Please follow the existing comment style.
Capitalize the first word in the sentence and add punctuation at the end.

> + int extent_type;
> };
>
> static int __clone_root_cmp_bsearch(const void *key, const void *elt)
> @@ -1327,8 +1330,8 @@ static int __clone_root_cmp_sort(const void *e1, const void *e2)
> * Called for every backref that is found for the current extent.
> * Results are collected in sctx->clone_roots->ino/offset.
> */
> -static int iterate_backrefs(u64 ino, u64 offset, u64 num_bytes, u64 root_id,
> - void *ctx_)
> +static int iterate_backrefs(u64 ino, u64 offset, u64 num_bytes, int extent_type,
> + u64 root_id, void *ctx_)
> {
> struct backref_ctx *bctx = ctx_;
> struct clone_root *clone_root;
> @@ -1341,6 +1344,10 @@ static int iterate_backrefs(u64 ino, u64 offset, u64 num_bytes, u64 root_id,
> if (!clone_root)
> return 0;
>
> + /* Type is not matched */

This comment is useless. Looking at the variable and member names
below, it's perfectly clear we are comparing
extent types, and it's also perfectly clear we are testing for a mismatch.
Comments should be used for non-obvious things, otherwise they just distract.
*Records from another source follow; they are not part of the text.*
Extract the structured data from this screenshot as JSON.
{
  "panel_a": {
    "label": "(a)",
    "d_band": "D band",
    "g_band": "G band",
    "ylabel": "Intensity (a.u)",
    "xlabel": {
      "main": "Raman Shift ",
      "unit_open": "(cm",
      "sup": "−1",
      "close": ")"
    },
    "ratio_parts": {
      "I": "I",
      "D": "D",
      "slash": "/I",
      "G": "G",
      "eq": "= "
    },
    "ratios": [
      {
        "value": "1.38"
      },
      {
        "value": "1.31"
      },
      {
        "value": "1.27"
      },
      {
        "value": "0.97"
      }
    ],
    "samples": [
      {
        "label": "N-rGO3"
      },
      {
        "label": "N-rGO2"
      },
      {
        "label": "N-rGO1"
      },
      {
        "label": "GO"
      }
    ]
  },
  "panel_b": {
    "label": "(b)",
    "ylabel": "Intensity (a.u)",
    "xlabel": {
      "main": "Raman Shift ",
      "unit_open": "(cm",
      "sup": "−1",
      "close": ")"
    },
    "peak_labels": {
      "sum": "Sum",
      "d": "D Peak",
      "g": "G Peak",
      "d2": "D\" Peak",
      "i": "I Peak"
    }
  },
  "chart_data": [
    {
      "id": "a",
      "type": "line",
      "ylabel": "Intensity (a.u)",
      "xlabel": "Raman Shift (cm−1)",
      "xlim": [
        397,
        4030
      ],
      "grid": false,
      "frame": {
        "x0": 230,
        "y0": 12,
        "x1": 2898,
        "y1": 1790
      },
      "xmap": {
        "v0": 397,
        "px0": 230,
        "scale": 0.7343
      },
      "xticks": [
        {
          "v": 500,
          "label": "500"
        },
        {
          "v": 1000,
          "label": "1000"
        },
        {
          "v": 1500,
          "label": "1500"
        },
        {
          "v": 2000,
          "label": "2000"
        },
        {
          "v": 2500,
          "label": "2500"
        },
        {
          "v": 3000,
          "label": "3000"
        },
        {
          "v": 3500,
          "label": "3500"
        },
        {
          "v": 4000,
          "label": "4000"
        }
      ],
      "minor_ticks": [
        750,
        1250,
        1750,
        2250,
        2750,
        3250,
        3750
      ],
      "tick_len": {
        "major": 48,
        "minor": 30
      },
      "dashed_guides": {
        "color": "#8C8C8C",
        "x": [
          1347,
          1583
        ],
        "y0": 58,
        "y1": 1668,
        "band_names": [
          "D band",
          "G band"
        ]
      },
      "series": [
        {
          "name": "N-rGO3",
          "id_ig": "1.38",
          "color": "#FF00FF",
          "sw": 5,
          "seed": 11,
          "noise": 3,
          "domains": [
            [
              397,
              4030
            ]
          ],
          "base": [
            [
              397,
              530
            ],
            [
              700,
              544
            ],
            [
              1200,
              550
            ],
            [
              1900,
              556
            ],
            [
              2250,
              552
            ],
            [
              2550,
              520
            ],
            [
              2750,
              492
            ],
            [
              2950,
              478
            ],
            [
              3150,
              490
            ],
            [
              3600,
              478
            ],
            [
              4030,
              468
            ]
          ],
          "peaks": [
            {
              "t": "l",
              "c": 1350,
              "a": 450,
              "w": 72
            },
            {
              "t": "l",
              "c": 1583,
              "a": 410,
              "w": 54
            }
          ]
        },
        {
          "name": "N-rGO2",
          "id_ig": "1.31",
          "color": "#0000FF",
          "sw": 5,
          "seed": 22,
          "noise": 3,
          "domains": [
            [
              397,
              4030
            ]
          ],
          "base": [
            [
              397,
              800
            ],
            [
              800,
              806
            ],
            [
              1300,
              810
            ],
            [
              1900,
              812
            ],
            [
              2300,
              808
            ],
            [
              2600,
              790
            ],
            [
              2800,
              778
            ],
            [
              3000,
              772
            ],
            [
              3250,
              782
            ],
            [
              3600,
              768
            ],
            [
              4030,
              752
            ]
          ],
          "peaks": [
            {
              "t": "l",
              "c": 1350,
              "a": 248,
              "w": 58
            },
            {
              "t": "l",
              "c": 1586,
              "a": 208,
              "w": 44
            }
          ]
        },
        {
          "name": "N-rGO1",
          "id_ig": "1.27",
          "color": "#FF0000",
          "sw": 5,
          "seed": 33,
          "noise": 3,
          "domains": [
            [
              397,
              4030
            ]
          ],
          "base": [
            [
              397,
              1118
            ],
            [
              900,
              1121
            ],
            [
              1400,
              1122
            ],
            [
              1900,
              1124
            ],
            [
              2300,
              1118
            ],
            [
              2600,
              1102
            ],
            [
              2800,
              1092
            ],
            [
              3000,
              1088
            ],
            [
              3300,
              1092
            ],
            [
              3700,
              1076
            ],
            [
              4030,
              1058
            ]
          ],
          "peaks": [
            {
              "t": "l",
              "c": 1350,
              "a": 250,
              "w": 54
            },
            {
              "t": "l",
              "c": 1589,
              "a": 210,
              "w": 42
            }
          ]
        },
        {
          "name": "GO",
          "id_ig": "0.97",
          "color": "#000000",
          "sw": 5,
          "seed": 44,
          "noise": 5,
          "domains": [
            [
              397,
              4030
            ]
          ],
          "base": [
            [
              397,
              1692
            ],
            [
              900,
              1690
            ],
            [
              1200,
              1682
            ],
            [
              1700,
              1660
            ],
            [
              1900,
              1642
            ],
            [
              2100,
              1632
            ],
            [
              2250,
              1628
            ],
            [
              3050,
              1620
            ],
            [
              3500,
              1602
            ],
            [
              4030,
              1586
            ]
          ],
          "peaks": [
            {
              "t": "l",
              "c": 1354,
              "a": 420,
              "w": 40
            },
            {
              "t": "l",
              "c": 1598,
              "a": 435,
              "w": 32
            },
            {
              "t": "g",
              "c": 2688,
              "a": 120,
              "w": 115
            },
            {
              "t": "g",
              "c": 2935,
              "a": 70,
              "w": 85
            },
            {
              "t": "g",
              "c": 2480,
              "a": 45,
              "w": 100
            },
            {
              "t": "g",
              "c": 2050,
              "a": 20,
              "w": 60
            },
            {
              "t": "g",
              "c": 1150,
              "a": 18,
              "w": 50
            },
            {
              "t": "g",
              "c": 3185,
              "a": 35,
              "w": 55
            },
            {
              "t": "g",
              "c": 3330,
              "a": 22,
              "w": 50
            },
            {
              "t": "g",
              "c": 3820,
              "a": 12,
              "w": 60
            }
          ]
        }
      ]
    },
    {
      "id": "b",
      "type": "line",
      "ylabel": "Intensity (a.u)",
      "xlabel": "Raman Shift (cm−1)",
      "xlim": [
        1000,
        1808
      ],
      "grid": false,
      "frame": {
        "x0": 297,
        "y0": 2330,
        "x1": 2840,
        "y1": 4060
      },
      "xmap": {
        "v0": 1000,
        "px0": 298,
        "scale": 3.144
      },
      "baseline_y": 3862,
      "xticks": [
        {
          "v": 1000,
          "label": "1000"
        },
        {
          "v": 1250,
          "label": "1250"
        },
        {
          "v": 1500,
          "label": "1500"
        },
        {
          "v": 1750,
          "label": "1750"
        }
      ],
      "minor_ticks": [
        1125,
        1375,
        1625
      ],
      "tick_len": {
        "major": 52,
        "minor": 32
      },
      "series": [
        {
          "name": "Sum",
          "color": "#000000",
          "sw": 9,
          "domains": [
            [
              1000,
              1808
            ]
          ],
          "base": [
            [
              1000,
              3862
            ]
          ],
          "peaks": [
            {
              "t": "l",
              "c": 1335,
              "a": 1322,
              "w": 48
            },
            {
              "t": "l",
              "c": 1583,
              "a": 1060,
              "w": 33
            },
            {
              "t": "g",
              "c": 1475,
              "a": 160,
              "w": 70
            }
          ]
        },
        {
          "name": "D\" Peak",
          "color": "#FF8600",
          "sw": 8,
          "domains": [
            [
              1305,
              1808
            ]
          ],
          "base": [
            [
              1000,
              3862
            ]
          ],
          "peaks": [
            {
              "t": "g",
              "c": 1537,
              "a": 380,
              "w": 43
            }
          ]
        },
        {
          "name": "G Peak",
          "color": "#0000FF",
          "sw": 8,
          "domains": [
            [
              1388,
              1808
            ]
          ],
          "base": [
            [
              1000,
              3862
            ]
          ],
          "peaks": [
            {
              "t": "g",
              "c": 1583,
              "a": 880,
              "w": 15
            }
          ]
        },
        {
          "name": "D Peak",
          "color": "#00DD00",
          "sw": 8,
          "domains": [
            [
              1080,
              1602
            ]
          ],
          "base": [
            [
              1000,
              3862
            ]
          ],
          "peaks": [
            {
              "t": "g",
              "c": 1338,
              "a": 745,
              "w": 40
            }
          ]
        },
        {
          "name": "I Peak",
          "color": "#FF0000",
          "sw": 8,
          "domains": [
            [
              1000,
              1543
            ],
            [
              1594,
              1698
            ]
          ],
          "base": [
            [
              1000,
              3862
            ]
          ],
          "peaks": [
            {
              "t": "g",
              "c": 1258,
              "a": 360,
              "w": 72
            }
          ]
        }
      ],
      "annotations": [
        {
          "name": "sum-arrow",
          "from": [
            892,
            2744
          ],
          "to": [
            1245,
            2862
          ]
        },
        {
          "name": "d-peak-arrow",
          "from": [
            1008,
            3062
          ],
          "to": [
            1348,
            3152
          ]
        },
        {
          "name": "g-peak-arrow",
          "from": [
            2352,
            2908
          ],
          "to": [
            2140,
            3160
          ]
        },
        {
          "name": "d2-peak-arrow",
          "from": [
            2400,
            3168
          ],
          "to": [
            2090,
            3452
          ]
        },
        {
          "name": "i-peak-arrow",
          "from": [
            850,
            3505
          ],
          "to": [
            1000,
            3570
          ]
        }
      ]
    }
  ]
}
Also, since this seems to be a send specific issue (though not clear
given the changelog above), the
subject should be like: "btrfs: send: ...."

Thanks.

> + if (extent_type != bctx->extent_type)
> + return 0;
> +
> /* This is our own reference, bail out as we can't clone from it. */
> if (clone_root->root == bctx->sctx->send_root &&
> ino == bctx->cur_objectid &&
> @@ -1599,6 +1606,7 @@ static int find_extent_clone(struct send_ctx *sctx,
> extent_type = btrfs_file_extent_type(eb, fi);
> if (extent_type == BTRFS_FILE_EXTENT_INLINE)
> return -ENOENT;
> + backref_ctx.extent_type = extent_type;
>
> disk_byte = btrfs_file_extent_disk_bytenr(eb, fi);
> if (disk_byte == 0)
> --
> 2.34.1
>